SABMiller also established the Water Futures partnership with WWF to protect watersheds. The company has plans to invest in three new effluent treatment systems in Uganda, Tanzania and Panama and to upgrade two effluent treatment plants in Ecuador and Colombia.
To reduce energy use, the company also is testing new technology and processes. As an example, SABMiller’s business in Hungary is using absorption cooling to use waste heat from the brewing process to reduce the refrigeration load on the traditional, electricity-intensive, ammonia refrigeration process.
The company also continues to roll out its new energy saver tool to enable its breweries to analyze the way they use energy and identify opportunities to reduce consumption.
SABMiller aims to reduce fossil fuel emissions from its onsite energy use by 50 percent per hectoliter of beer between 2008 and 2020.
Last year, SABMiller used 23 Terajoules (TJ) of energy, equivalent to 139 MJ per hectoliter of beer produced, a 3 percent improvement on the previous year. This equals 2.3 million tonnes of CO2 or 13.3 kg CO2e per hectoliter of beer produced, which is an improvement of 4 percent compared to the previous year.
The company attributes the greater reduction in emissions compared to energy to its shift to cleaner energy. Renewable energy sources supply three percent of the company’s energy demand, which the company plans to increase.
SABMiller also has a policy to only purchase new refrigeration equipment that is CFC-free and to phase out plant equipment containing CFCs, which contribute to climate change and ozone depletion, according to the company.
The company rolled out 11,000 energy-efficient fridges during the year, which is expected to save 500 tonnes of CO2 a year.

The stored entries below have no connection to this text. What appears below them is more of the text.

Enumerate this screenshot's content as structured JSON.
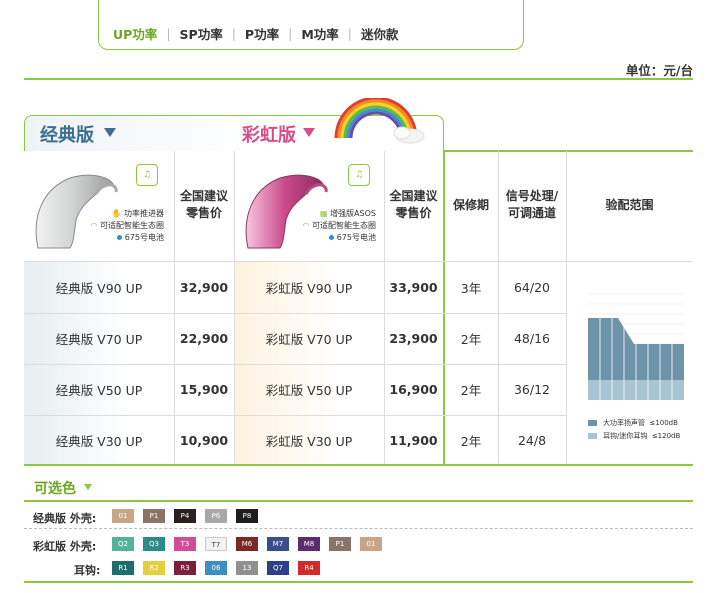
{
  "tabs": [
    {
      "label": "UP功率",
      "active": true
    },
    {
      "label": "SP功率",
      "active": false
    },
    {
      "label": "P功率",
      "active": false
    },
    {
      "label": "M功率",
      "active": false
    },
    {
      "label": "迷你款",
      "active": false
    }
  ],
  "unit": "单位：元/台",
  "versions": {
    "classic": "经典版",
    "rainbow": "彩虹版"
  },
  "classic_features": {
    "f1": "功率推进器",
    "f2": "可适配智能生态圈",
    "f3": "675号电池"
  },
  "rainbow_features": {
    "f1": "增强版ASOS",
    "f2": "可适配智能生态圈",
    "f3": "675号电池"
  },
  "headers": {
    "price1": "全国建议零售价",
    "price2": "全国建议零售价",
    "warranty": "保修期",
    "channels": "信号处理/可调通道",
    "fitting": "验配范围"
  },
  "rows": [
    {
      "classic": "经典版 V90 UP",
      "classic_price": "32,900",
      "rainbow": "彩虹版 V90 UP",
      "rainbow_price": "33,900",
      "warranty": "3年",
      "channels": "64/20"
    },
    {
      "classic": "经典版 V70 UP",
      "classic_price": "22,900",
      "rainbow": "彩虹版 V70 UP",
      "rainbow_price": "23,900",
      "warranty": "2年",
      "channels": "48/16"
    },
    {
      "classic": "经典版 V50 UP",
      "classic_price": "15,900",
      "rainbow": "彩虹版 V50 UP",
      "rainbow_price": "16,900",
      "warranty": "2年",
      "channels": "36/12"
    },
    {
      "classic": "经典版 V30 UP",
      "classic_price": "10,900",
      "rainbow": "彩虹版 V30 UP",
      "rainbow_price": "11,900",
      "warranty": "2年",
      "channels": "24/8"
    }
  ],
  "fitting_legend": {
    "a": "大功率扬声管",
    "a_val": "≤100dB",
    "b": "耳钩/迷你耳钩",
    "b_val": "≤120dB"
  },
  "colors_title": "可选色",
  "colors": {
    "classic_label": "经典版",
    "shell_label": "外壳:",
    "rainbow_label": "彩虹版",
    "hook_label": "耳钩:",
    "classic_shell": [
      {
        "code": "01",
        "color": "#c8a488"
      },
      {
        "code": "P1",
        "color": "#8a7468"
      },
      {
        "code": "P4",
        "color": "#2b2020"
      },
      {
        "code": "P6",
        "color": "#a8a8a8"
      },
      {
        "code": "P8",
        "color": "#1e1e1e"
      }
    ],
    "rainbow_shell": [
      {
        "code": "Q2",
        "color": "#55b29a"
      },
      {
        "code": "Q3",
        "color": "#2e8a86"
      },
      {
        "code": "T3",
        "color": "#d24c99"
      },
      {
        "code": "T7",
        "color": "#f2f2f2"
      },
      {
        "code": "M6",
        "color": "#7a2a22"
      },
      {
        "code": "M7",
        "color": "#3b4d8a"
      },
      {
        "code": "M8",
        "color": "#5b2d6e"
      },
      {
        "code": "P1",
        "color": "#8a7468"
      },
      {
        "code": "01",
        "color": "#c8a488"
      }
    ],
    "rainbow_hook": [
      {
        "code": "R1",
        "color": "#1f6e6e"
      },
      {
        "code": "R2",
        "color": "#e4cf3d"
      },
      {
        "code": "R3",
        "color": "#7d1f3a"
      },
      {
        "code": "06",
        "color": "#3d8fc0"
      },
      {
        "code": "13",
        "color": "#8f8f8f"
      },
      {
        "code": "Q7",
        "color": "#2d3f86"
      },
      {
        "code": "R4",
        "color": "#d32a2a"
      }
    ]
  }
}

SABMiller also instituted a new packaging sustainability strategy, which aims to ensure that all of its companies adopt a consistent and sustainable approach to the design, use, reuse and disposal of all the packaging they use.
The company is also ‘light-weighting’ existing product packaging by reducing the amount of material used. Most recently, SABMiller adapted its easy-to-open beer can into a drinking cup when the top is removed as part of an effort to reduce waste at sporting events.
SABMiller recycled 96 percent of the 2.8 million tons of waste it generated last year. At MillerCoors, 99 percent of all brewery waste including glass, paperboard, plastics, metals and by-products is recycled or reused, up from 98 percent the previous year.
In a single year, MillerCoors reduced the total amount of waste sent to landfill by more than 20 percent and met its 2015 waste goal in 2009. In addition, three breweries at Elkton in Virginia, Trenton in Ohio, and Irwindale in California achieved their goals of zero waste to landfill during this past year.
As an example, the Elkton brewery recycles or reuses 99.6 percent of its wastes, while the remaining 0.4 percent goes to the waste-to-energy facility.